Ask Saints fullback Michael Burton about the reliability of the tests. Although the reliability rate for weeks has apparently been well above 90 percent, Allen Sills, the NFL’s chief medical adviser has acknowledged from the beginning that perfection is elusive.
In the Burton case, it turns out the result that threw the Saints for such a loop in the wee hours of the morning on Sunday after their Saturday arrival in Detroit, was a “false positive.” For a few hours, the Saints-Lions matchup was in jeopardy of being postponed. It wasn’t until 3 a.m. Sunday that confirmation from the rapid-response, “point-of-care” test cleared Burton and others who were in close proximity on the team’s flight.
Game on, except with little sleep for Burton, who worried if he had infected teammates, and for backfield mate Alvin Kamara, who sat near him during the flight.
“That’s part of the deal this year,” Saints coach Sean Payton said after his team recovered from a sluggish start to defeat the Lions.
Payton pointed out that the electronic contact tracing system the NFL has used wasn’t quite up to snuff, either. Only three people were deemed by the system to be in proximity to Burton; the Saints took the initiative to test four others.
“You get that initial call and you’re like, ‘How’s that possible?’” Burton told reporters after Sunday’s game, alluding to his diligence in minimizing risk. “But anything is possible and we live in a very unpredictable world right now with everything going on with COVID.”
Adjustments have always been a way of life in the NFL. Yet obviously, this is such a different category than reshuffling the offensive line due to a rash of injuries or adding new blitzes to the game plan.
Consider the plight of the Patriots. After Cam Newton tested positive for COVID-19, the team’s flight to Kansas City on Saturday was canceled, various players and staff tested (the results were negative, although another Patriot, practice squad defensive lineman Bill Murray, was placed on the COVID-reserve list on Tuesday) and the game pushed back a day. The Patriots then made the decision to travel to Kansas City on the day of the game, using two airplanes – one for players deemed at risk, presumably because of their proximity to Newton.
Patriots coach Bill Belichick has long been arguably the best coach in the NFL when it comes to making adjustments. Yet even Belichick’s knack for that is tested like never before. At the moment, that includes not knowing whether Newton – who has been asymptomatic, according to a Fox Sports report – will be cleared to return on Thursday.

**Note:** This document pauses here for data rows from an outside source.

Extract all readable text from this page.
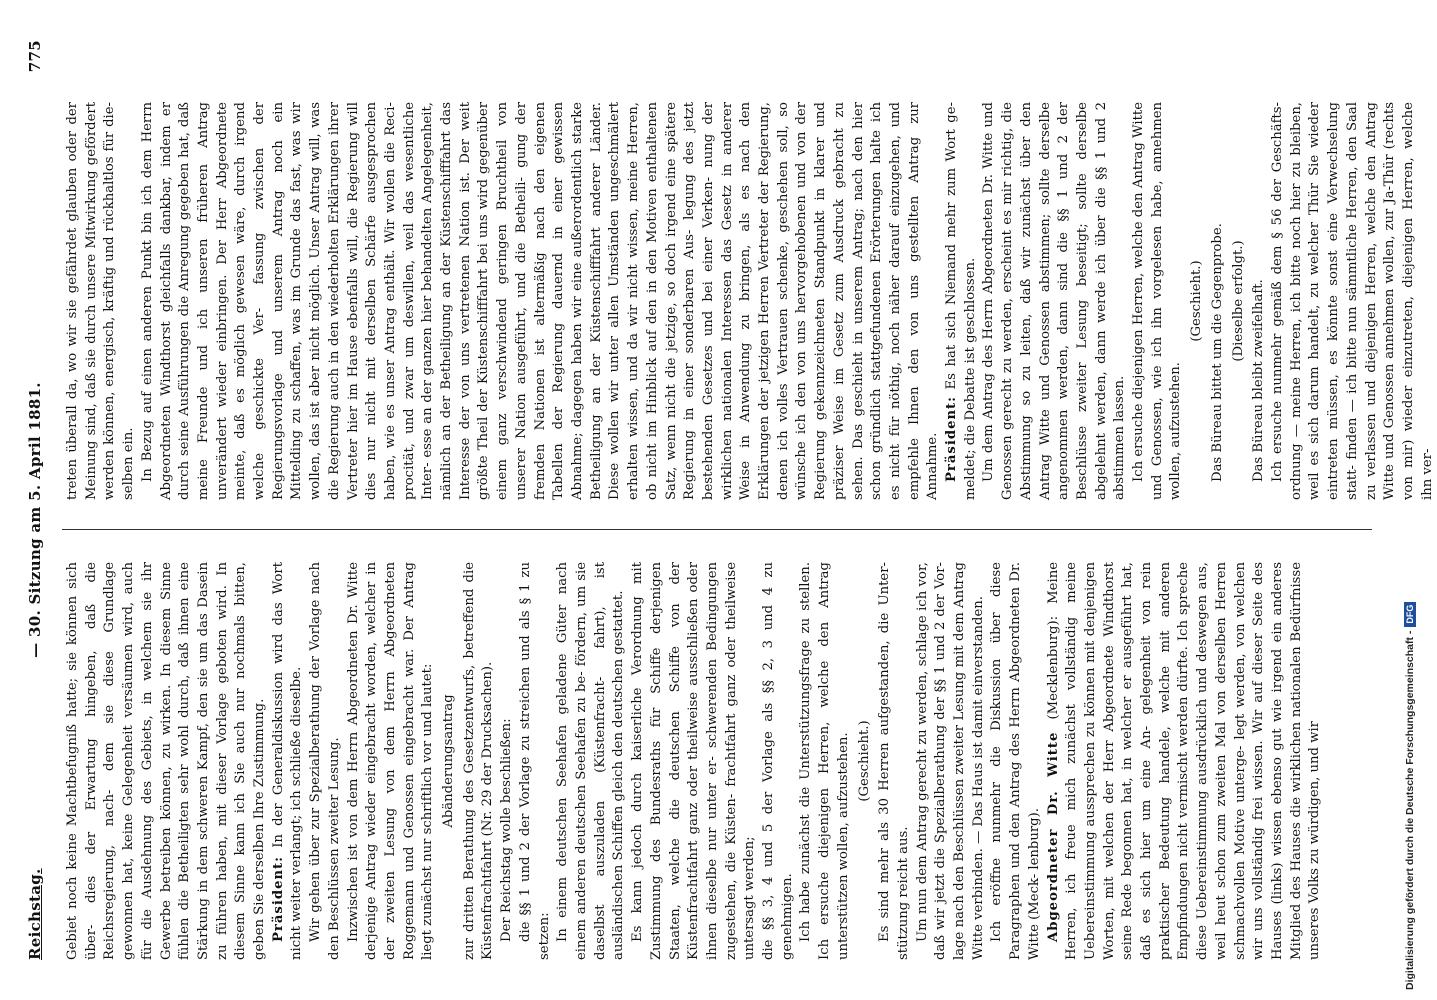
Reichstag.
— 30. Sitzung am 5. April 1881.
775

Gebiet noch keine Machtbefugniß hatte; sie können sich über- dies der Erwartung hingeben, daß die Reichsregierung, nach- dem sie diese Grundlage gewonnen hat, keine Gelegenheit versäumen wird, auch für die Ausdehnung des Gebiets, in welchem sie ihr Gewerbe betreiben können, zu wirken. In diesem Sinne fühlen die Betheiligten sehr wohl durch, daß ihnen eine Stärkung in dem schweren Kampf, den sie um das Dasein zu führen haben, mit dieser Vorlage geboten wird. In diesem Sinne kann ich Sie auch nur nochmals bitten, geben Sie derselben Ihre Zustimmung. Präsident: In der Generaldiskussion wird das Wort nicht weiter verlangt; ich schließe dieselbe. Wir gehen über zur Spezialberathung der Vorlage nach den Beschlüssen zweiter Lesung. Inzwischen ist von dem Herrn Abgeordneten Dr. Witte derjenige Antrag wieder eingebracht worden, welcher in der zweiten Lesung von dem Herrn Abgeordneten Roggemann und Genossen eingebracht war. Der Antrag liegt zunächst nur schriftlich vor und lautet: Abänderungsantrag zur dritten Berathung des Gesetzentwurfs, betreffend die Küstenfrachtfahrt (Nr. 29 der Drucksachen). Der Reichstag wolle beschließen: die §§ 1 und 2 der Vorlage zu streichen und als § 1 zu setzen: In einem deutschen Seehafen geladene Güter nach einem anderen deutschen Seehafen zu be- fördern, um sie daselbst auszuladen (Küstenfracht- fahrt), ist ausländischen Schiffen gleich den deutschen gestattet. Es kann jedoch durch kaiserliche Verordnung mit Zustimmung des Bundesraths für Schiffe derjenigen Staaten, welche die deutschen Schiffe von der Küstenfrachtfahrt ganz oder theilweise ausschließen oder ihnen dieselbe nur unter er- schwerenden Bedingungen zugestehen, die Küsten- frachtfahrt ganz oder theilweise untersagt werden; die §§ 3, 4 und 5 der Vorlage als §§ 2, 3 und 4 zu genehmigen. Ich habe zunächst die Unterstützungsfrage zu stellen. Ich ersuche diejenigen Herren, welche den Antrag unterstützen wollen, aufzustehen. (Geschieht.) Es sind mehr als 30 Herren aufgestanden, die Unter- stützung reicht aus. Um nun dem Antrag gerecht zu werden, schlage ich vor, daß wir jetzt die Spezialberathung der §§ 1 und 2 der Vor- lage nach den Beschlüssen zweiter Lesung mit dem Antrag Witte verbinden. — Das Haus ist damit einverstanden. Ich eröffne nunmehr die Diskussion über diese Paragraphen und den Antrag des Herrn Abgeordneten Dr. Witte (Meck- lenburg). Abgeordneter Dr. Witte (Mecklenburg): Meine Herren, ich freue mich zunächst vollständig meine Uebereinstimmung aussprechen zu können mit denjenigen Worten, mit welchen der Herr Abgeordnete Windthorst seine Rede begonnen hat, in welcher er ausgeführt hat, daß es sich hier um eine An- gelegenheit von rein praktischer Bedeutung handele, welche mit anderen Empfindungen nicht vermischt werden dürfte. Ich spreche diese Uebereinstimmung ausdrücklich und deswegen aus, weil heut schon zum zweiten Mal von derselben Herren schmachvollen Motive unterge- legt werden, von welchen wir uns vollständig frei wissen. Wir auf dieser Seite des Hauses (links) wissen ebenso gut wie irgend ein anderes Mitglied des Hauses die wirklichen nationalen Bedürfnisse unseres Volks zu würdigen, und wir

treten überall da, wo wir sie gefährdet glauben oder der Meinung sind, daß sie durch unsere Mitwirkung gefördert werden können, energisch, kräftig und rückhaltlos für die- selben ein. In Bezug auf einen anderen Punkt bin ich dem Herrn Abgeordneten Windthorst gleichfalls dankbar, indem er durch seine Ausführungen die Anregung gegeben hat, daß meine Freunde und ich unseren früheren Antrag unverändert wieder einbringen. Der Herr Abgeordnete meinte, daß es möglich gewesen wäre, durch irgend welche geschickte Ver- fassung zwischen der Regierungsvorlage und unserem Antrag noch ein Mittelding zu schaffen, was im Grunde das fast, was wir wollen, das ist aber nicht möglich. Unser Antrag will, was die Regierung auch in den wiederholten Erklärungen ihrer Vertreter hier im Hause ebenfalls will, die Regierung will dies nur nicht mit derselben Schärfe ausgesprochen haben, wie es unser Antrag enthält. Wir wollen die Reci- procität, und zwar um deswillen, weil das wesentliche Inter- esse an der ganzen hier behandelten Angelegenheit, nämlich an der Betheiligung an der Küstenschifffahrt das Interesse der von uns vertretenen Nation ist. Der weit größte Theil der Küstenschifffahrt bei uns wird gegenüber einem ganz verschwindend geringen Bruchtheil von unserer Nation ausgeführt, und die Betheili- gung der fremden Nationen ist altermäßig nach den eigenen Tabellen der Regierung dauernd in einer gewissen Abnahme; dagegen haben wir eine außerordentlich starke Betheiligung an der Küstenschifffahrt anderer Länder. Diese wollen wir unter allen Umständen ungeschmälert erhalten wissen, und da wir nicht wissen, meine Herren, ob nicht im Hinblick auf den in den Motiven enthaltenen Satz, wenn nicht die jetzige, so doch irgend eine spätere Regierung in einer sonderbaren Aus- legung des jetzt bestehenden Gesetzes und bei einer Verken- nung der wirklichen nationalen Interessen das Gesetz in anderer Weise in Anwendung zu bringen, als es nach den Erklärungen der jetzigen Herren Vertreter der Regierung, denen ich volles Vertrauen schenke, geschehen soll, so wünsche ich den von uns hervorgehobenen und von der Regierung gekennzeichneten Standpunkt in klarer und präziser Weise im Gesetz zum Ausdruck gebracht zu sehen. Das geschieht in unserem Antrag; nach den hier schon gründlich stattgefundenen Erörterungen halte ich es nicht für nöthig, noch näher darauf einzugehen, und empfehle Ihnen den von uns gestellten Antrag zur Annahme. Präsident: Es hat sich Niemand mehr zum Wort ge- meldet; die Debatte ist geschlossen. Um dem Antrag des Herrn Abgeordneten Dr. Witte und Genossen gerecht zu werden, erscheint es mir richtig, die Abstimmung so zu leiten, daß wir zunächst über den Antrag Witte und Genossen abstimmen; sollte derselbe angenommen werden, dann sind die §§ 1 und 2 der Beschlüsse zweiter Lesung beseitigt; sollte derselbe abgelehnt werden, dann werde ich über die §§ 1 und 2 abstimmen lassen. Ich ersuche diejenigen Herren, welche den Antrag Witte und Genossen, wie ich ihn vorgelesen habe, annehmen wollen, aufzustehen.

(Geschieht.) Das Büreau bittet um die Gegenprobe. (Dieselbe erfolgt.) Das Büreau bleibt zweifelhaft. Ich ersuche nunmehr gemäß dem § 56 der Geschäfts- ordnung — meine Herren, ich bitte noch hier zu bleiben, weil es sich darum handelt, zu welcher Thür Sie wieder eintreten müssen, es könnte sonst eine Verwechselung statt- finden — ich bitte nun sämmtliche Herren, den Saal zu verlassen und diejenigen Herren, welche den Antrag Witte und Genossen annehmen wollen, zur Ja-Thür (rechts von mir) wieder einzutreten, diejenigen Herren, welche ihn ver-

Digitalisierung gefördert durch die Deutsche Forschungsgemeinschaft -DFG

According to the protocols, a player can return if he is asymptomatic and has two negative tests within five days of a positive test.
Asked Tuesday about having to prepare for uncertainties related to the pandemic, Belichick told reporters, “We spent time on it and so has every other team in the league. I mean, we’re all under the same protocols.”
Yet there’s no NFL parity here. Pandemic challenges are not created equally.
Tomlin, coming off an “unanticipated bye week” realizes there’s only so much that can be planned for in this environment.
“We don’t overthink it,” he said. “You can paralyze yourself with contingency plans on top of contingency plans. We have a hard-core plan, but we just are committed to being light on our feet and ready to adjust when the circumstances dictate it. So, we’re moving in our normal rhythm, but we acknowledge when we come in here day to day, that we could have to adjust. When we have to, we will.”
It’s one game at a time in the NFL like never before.